The business of Champagne: Which Prestige Cuvées should be part of your investment portfolio?

City A.M. Wine Club
Champagne shows a remarkable vintage premium (Source: Corbis)

Champagne is famed for giving us the world’s finest sparkling wines. With around 15,000 growers and 290 Champagne Houses producing 300 million bottles a year, Champagne is big business and this illustrious wine is quickly consumed throughout the world.

‘Come quickly, I am tasting stars’ is the famed expression of a 17th century monk, named Dom Perignon, after his first taste of Champagne. Common legend dictates that this famous Benedictine Monk pioneered the ‘meethode champenoise’ of fermenting the wine in bottle, whereas it actually occurred naturally due to Champagne’s cool winters and warm spring months. This caused the wines to undergo a secondary fermentation and is the reason these monks started to find that their wines contained bubbles, had they not gone so far as to explode. Wine makers have continued to develop these techniques ever since, in order to produce exquisite wines delighting consumers and being capable of ageing for many decades.
There are three main vineyard areas in Champagne; Cote des Blancs, Montagne de Reims and Vallée de la Marne, which produce the region’s three grapes – Chardonnay, Pinot Noir and Pinot Meunier. Champagne is produced by adding a solution of sugar and yeast (Liqueur de Tirage) to a white wine in order to start a secondary fermentation in bottle, which results in the bubbles caused by the release of trapped carbon dioxide. The yeast then collects as a sediment which is known as the ‘lees’ which importantly gives Champagne its famous biscuit, brioche and nutty character, as well as protecting it for long term ageing. All non-vintage Champagnes rest on the lees for at least 15 months, however most leading estates age on the lees for much longer in order to add to the complexity of flavour.
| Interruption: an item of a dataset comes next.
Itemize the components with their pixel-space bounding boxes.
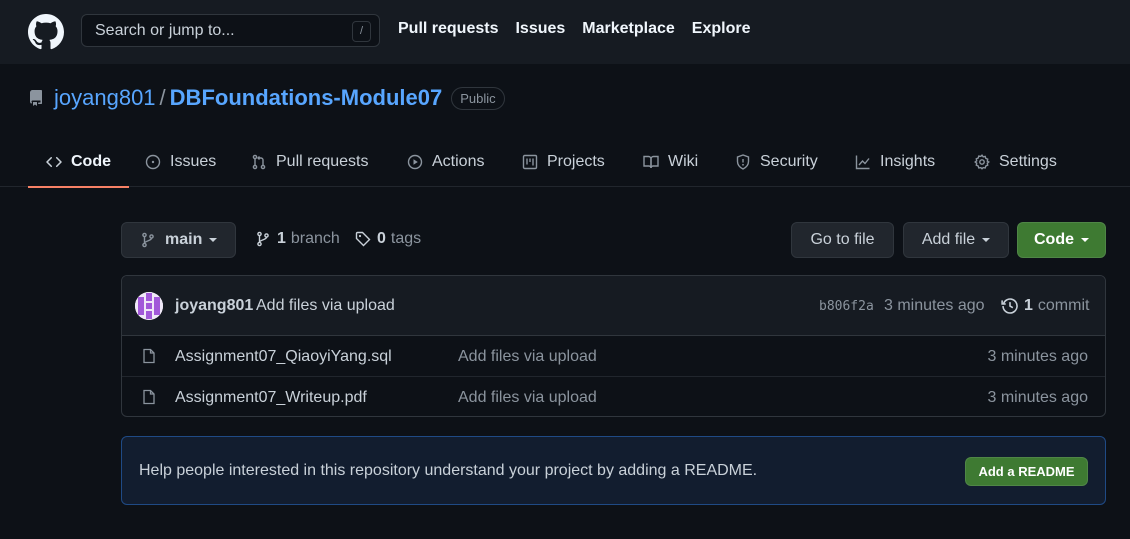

Vintage Champagnes require a minimum of 36 months, although they too often receive longer contact with the lees.
The leading Champagne houses produce many different styles, both non-vintage and vintage. Non-vintage Champagnes are made to produce a determinedly consistent and familiar house style which is achieved by blending different vintages. Vintage Champagnes come from a single harvest and are only produced in years deemed worthy of production by each individual Champagne house. Furthermore, the Champagne houses are even more selective about producing their Prestige Cuvée and only produce it in the very finest vintages, such as 1996, 1999, 2002 & 2004. Production of these Prestige Cuvées is very small; Louis Roederer produce under 25,000 cases of Cristal, and Delamotte produce fewer than 3,000 bottles of Salon.
Premium Champagne is extremely investable due to its lower production and long term ageing potential, which is matched with extraordinarily high global demand. Once a vintage Champagne is made it can never be reproduced and as soon as it is released to market the majority will be quickly consumed in restaurants, bars and nightclubs throughout the world. As such, Champagne shows a remarkable vintage premium; this means that by the time these Champagnes have reached their true potential there will be very little left so those who have held on to it will see trading prices soar. Equally, rapid global wealth creation has further pushed up demand as many more people want to own the world’s leading Champagnes. As such, prices are set to keep rising over the next 5-10 years.
In recent years the Liv-ex Champagne Index has steadily outperformed other wine investment regions around it. This index is made up of the leading Prestige Cuvées – Krug, Cristal, Dom Perignon, Taittinger Comtes & Salon Le Mesnil, although we also include Bollinger’s Grand Année due to its recent superb performance. Champagne should be a part of every investment portfolio and the aforementioned wines are those which should be primarily considered.